Oltre a contadini con facce da indios, spuntano come funghi turisti che portano lo zaino stretto contro la pancia come se fossero nella metropolitana di New York e muniti di macchine fotografiche con obiettivi che sembrano fucili da assalto, in cerca di visi bruciati dal sole, grugniti d'animale e bambini che dormono sul dorso della madre. Finita la sessione di fotoreporting, si spostano tutti verso il mercato dell'artigianato, quello che inizia piu' tardi ma che dura piu' a lungo. Americani con cappelli da cowboy, francesi che hanno appena comprato un panama bianco, fricchettoni rasta con berretti di lana con il ponpon. Nessuno sembra voler rimanere col capo scoperto.
A fine giornata anche la Plaza de los Ponchos, il centro dello shopping artigianale, rimane vuota di gente e piena di cartoni e banchi semismontati.
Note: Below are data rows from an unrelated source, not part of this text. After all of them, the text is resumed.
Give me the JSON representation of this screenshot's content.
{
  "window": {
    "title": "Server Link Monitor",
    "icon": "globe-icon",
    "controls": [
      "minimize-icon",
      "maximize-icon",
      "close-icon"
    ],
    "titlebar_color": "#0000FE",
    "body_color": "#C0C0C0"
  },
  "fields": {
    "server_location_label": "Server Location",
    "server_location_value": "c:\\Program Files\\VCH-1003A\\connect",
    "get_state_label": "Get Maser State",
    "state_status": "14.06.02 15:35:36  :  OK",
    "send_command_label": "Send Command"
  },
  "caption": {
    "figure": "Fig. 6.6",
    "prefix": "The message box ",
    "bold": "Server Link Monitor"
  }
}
Su un lato della piazza ci sono dei baracchini che vendono cibo. Nessun turista in giro, solo indios che mangiano qualcosa prima di andare a letto. Assieme a Claire, la piu' parigina tra le parigine, prendiamo il toro per le corna ordinando un cuero (letteralmente "cuoio", un piatto di riso, patate e cotenna di maiale bollita). Il mio vicino di tavolo sembra stupito che il mio stomaco gringo resista all'urto. Vedremo domani.
Ad Otavalo c'e' un gioiellino. Si chiama Ocho y Medio, in onore del film di Fellini, ed e' un cinema che proietta film sudamericani per un pubblico cosi' selezionato da essere inesistente. A vedere "El baño del Papa" - un film uruguayo che riesce a mischiare realismo, ironia e denuncia con uno stile leggero e antiretorico - siamo in tre. Qualcuno in piu' appare il giorno dopo a vedere "Al sur de la frontera", il documentario di Oliver Stone vaneggiante ed esteticamente atroce sulla contrapposizione tra USA e America Latina, che mischia analisi semplicistiche a scene al limite del ridicolo. Bocciato.